A few drops are administered, and it quickly becomes apparent that the potion is efficacious. In fact, it maybe works a little too well. From the moment Leila first imbibes the potion, cunningly concealed in a glass of champagne, she loves Roger like man has never been loved before, clinging so tightly to him that even Roger begins to suffocate beneath her never-wavering passion and devotion. Or, as Serling’s closing narration put it, “Mr. Roger Shackleforth, who has discovered at this late date that love can be as sticky as a vat of molasses, as unpalatable as a hunk of spoiled yeast, and as all-consuming as a six-alarm fire in a bamboo and canvas tent.”

A return visit to the professor, in pursuit of a cure, reveals there is only one—an untraceable poison that costs a small fortune, which Daemon calls “the glove cleaner.” It is fatal.

In one of the series’s most amusing exchanges, Roger begs the professor for a less drastic cure.

Shackleforth: “Professor, I am going out of my ever-loving mind. I can’t stand it anymore!”

Daemon: “Naturally.”

Shackleforth: “Is there such a thing as being loved too much? Isn’t there some way we can just quiet it down a little?”

Daemon: “No.”

Shackleforth: “Well, isn’t there some potion that will transfer a little of this love to someone else? Like a nice cocker spaniel?”

Daemon: “Not a chance. She’s yours.”

Shackleforth: “But she’s so nice to me! She’s so very good!”

Daemon: “I know. ‘The glove cleaner’ is the only way.”

But Roger is desperate. He buys the poison and goes home, fully intending to murder his wife—which is when he discovers she is pregnant. In shock, he lets the poison fall to the floor. And so ends what the closing narration describes as “[a] case history of a lover boy who should never have entered the Twilight Zone.”

“The Last Rites of Jeff Myrtlebank” (First broadcast: February 23, 1962)

Montgomery Pittman both wrote and directed this episode, the story of “a funeral that didn’t come off exactly as planned . . . due to a slight fallout . . . from the Twilight Zone.”

In fact, Serling’s opening words are something of an understatement. Dead and just about to be buried, Jefferson Myrtlebank is perhaps as astonished as the mourners when he awakens and realizes the fate that was about to engulf him.
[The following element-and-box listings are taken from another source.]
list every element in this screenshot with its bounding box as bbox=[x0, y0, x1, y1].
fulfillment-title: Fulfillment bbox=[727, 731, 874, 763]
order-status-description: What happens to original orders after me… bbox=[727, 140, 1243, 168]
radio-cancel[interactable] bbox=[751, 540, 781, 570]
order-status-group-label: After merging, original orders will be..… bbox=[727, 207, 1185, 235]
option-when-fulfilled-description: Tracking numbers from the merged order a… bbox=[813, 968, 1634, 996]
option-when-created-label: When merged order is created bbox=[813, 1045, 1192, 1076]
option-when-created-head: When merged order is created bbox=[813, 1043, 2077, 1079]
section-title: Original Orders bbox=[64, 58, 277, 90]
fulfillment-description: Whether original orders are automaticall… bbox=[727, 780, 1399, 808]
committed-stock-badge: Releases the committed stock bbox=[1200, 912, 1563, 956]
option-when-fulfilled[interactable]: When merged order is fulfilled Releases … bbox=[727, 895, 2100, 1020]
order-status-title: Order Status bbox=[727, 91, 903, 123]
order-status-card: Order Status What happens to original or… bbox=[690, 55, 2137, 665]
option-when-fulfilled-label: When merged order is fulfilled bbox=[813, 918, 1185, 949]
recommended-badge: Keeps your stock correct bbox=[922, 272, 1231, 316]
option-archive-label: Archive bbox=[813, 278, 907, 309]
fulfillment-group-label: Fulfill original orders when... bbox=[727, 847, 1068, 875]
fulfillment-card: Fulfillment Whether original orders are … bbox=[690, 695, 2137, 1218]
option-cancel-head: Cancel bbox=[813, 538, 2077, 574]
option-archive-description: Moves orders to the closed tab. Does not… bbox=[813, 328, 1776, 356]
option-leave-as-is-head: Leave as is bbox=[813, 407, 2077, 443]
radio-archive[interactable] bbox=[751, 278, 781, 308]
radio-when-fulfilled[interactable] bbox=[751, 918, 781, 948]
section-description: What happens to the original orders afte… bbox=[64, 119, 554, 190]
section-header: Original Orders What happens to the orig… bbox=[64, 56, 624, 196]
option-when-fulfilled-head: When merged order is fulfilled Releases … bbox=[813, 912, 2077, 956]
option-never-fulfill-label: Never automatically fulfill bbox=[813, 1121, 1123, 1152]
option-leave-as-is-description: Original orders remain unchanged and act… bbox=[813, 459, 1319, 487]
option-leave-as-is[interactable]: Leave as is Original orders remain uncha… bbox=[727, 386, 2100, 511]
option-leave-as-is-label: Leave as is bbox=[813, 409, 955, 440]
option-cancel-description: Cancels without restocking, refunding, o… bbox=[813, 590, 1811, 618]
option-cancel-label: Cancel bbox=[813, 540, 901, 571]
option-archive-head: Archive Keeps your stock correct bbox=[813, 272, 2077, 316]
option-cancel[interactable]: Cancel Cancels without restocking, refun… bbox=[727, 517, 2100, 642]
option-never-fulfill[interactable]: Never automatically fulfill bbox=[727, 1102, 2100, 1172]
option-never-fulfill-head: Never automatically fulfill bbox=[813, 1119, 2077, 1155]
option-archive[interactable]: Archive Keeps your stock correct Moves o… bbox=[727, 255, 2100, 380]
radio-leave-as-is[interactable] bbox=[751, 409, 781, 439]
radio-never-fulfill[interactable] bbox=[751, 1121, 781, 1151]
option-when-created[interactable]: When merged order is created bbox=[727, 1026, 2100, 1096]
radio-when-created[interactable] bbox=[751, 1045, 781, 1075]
His funeral is canceled, for obvious reasons, and Jefferson returns to his daily life, only to discover that his concept of that life has changed dramatically. Everything from his eating habits to his work ethic has turned about, and so pronounced are the differences that word is soon spreading through the small Midwest town that something is not quite right about him.

Demonic possession is mentioned, an evil spirit entering Jefferson’s cold, dead body and reanimating the lifeless clay. And the more out of character the townspeople perceive him to be behaving, the more their conviction grows. A mob forms and marches to his home, insisting that he should up sticks and depart.

Of course he argues back, but he uses a very strange argument. Rather than protest his innocence and attempt to sway opinion through logic, he instead plays on their deepest fears. If he is a demon, he explains, then he will behave like one. Either the people leave him and his wife Comfort alone, or his wrath will descend on their homes, their farms, their livelihoods.

The mob flees, even more terrified than they already were, and Jefferson settles back for a smoke. Watch closely, though, and you’ll see how he lights the match that he applies to his pipe. He doesn’t strike it.

Serling’s final words offer us no more solace than that shock ending. Jefferson and Comfort Myrtlebank are still alive today, he says, and their only son . . . he is a United States Senator. A powerful one, as well, “uncommonly shrewd” and inhumanly tenacious.